We have investigated the 29Si−O−29Si 2J scalar spin−spin coupling constant in two crystalline polymorphs and in a glass of 29Si isotopically enriched wollastonite CaSiO3 composition. In the crystalline samples, line widths of less than 1 Hz are observed in the indirect dimension of a simple J-resolved NMR experiment leading to 2JSiOSi values of 1.5, 3.6, and 8.0 Hz determined with a high accuracy of ±0.1 Hz. The very high resolution obtained with those two compositions enabled us to evidence strong coupling effects in the J-resolved two-dimensional spectra. In particular, additional lines in J-spectra are seen here for the first time in solid-state NMR experiments of inorganic samples.
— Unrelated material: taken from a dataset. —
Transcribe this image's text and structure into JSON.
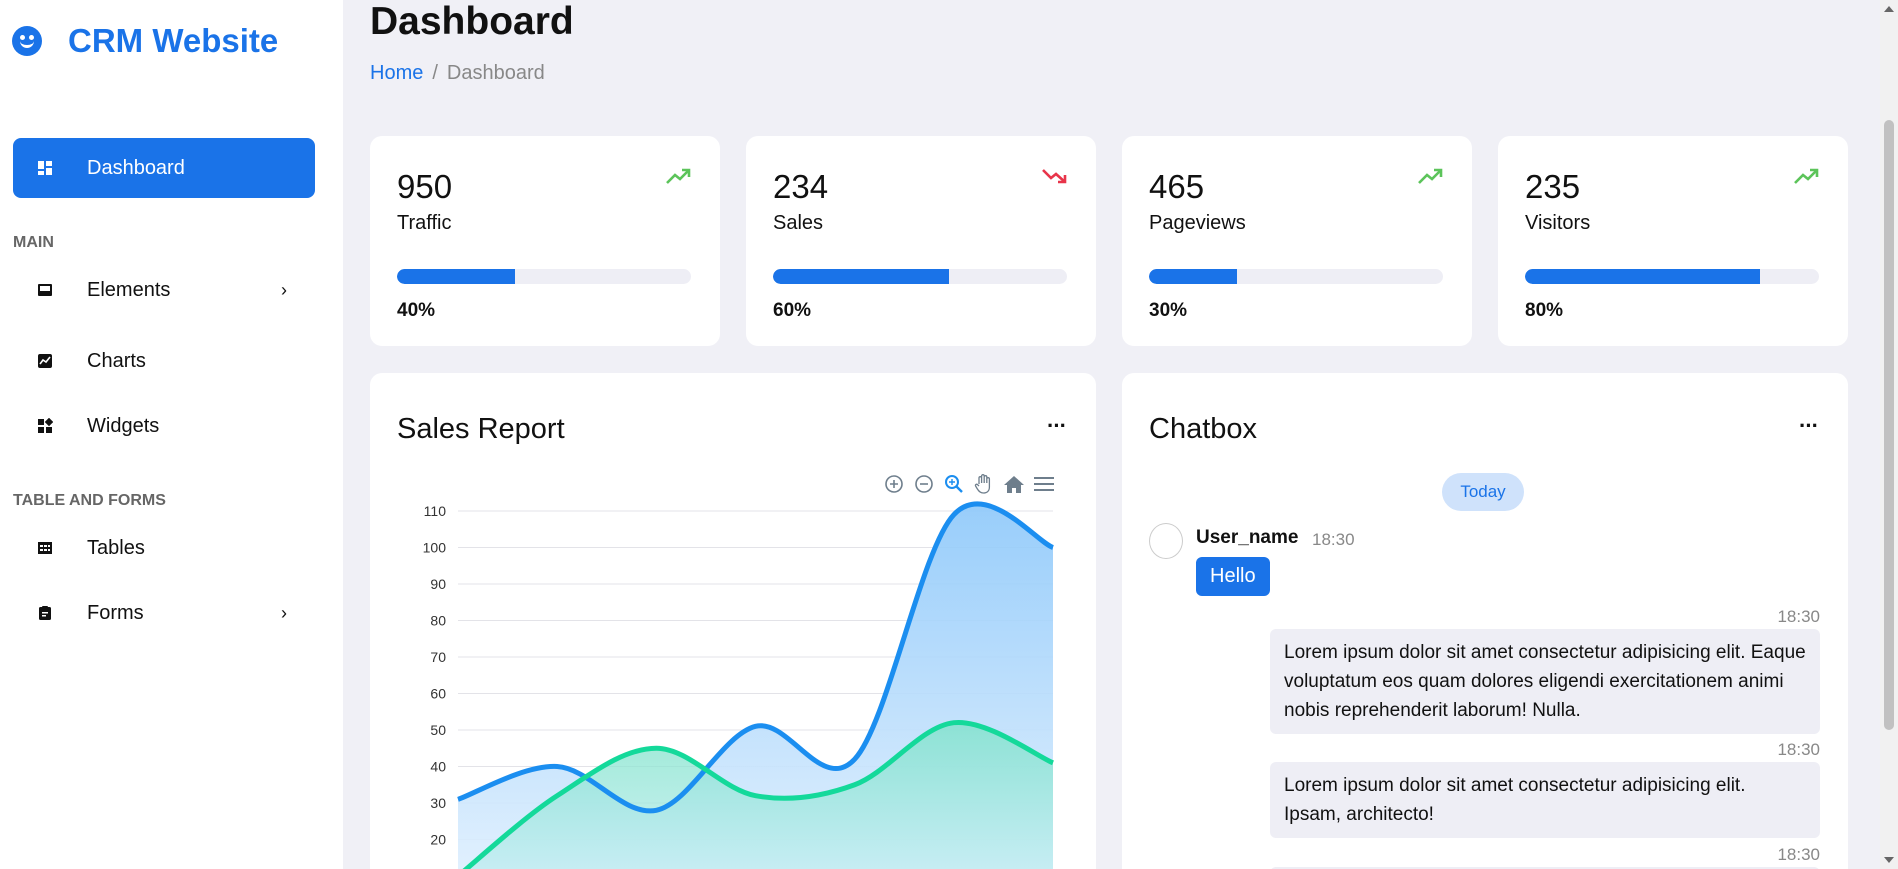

Cluster ab initio calculations led us to propose a stereochemical analysis of 2J, leading to a close-to-linear relationship between 2JSiOSi and the Si−O−Si bonding angle Ω ≃ 3.41J + 127 which takes into account the predominant influence of the Ca atoms. In the glass, this relationship allowed the analysis of the distribution of angle within each Q(n) species. The classical relationship between the 29Si isotropic chemical shift and the average Si−O−Si bond angle is experimentally confirmed and quantified. The most probable set of Ω’s are 128.0° for Q(1), (131.8°,135.4°) for Q(2), and (132.5°,137.1°,144.3°) for Q(3), and the presence of three-membered rings is evidenced. An unexpectedly strong correlation between the bonding at each corner of a given Q(n) unit and the bonding at adjacent corners is found.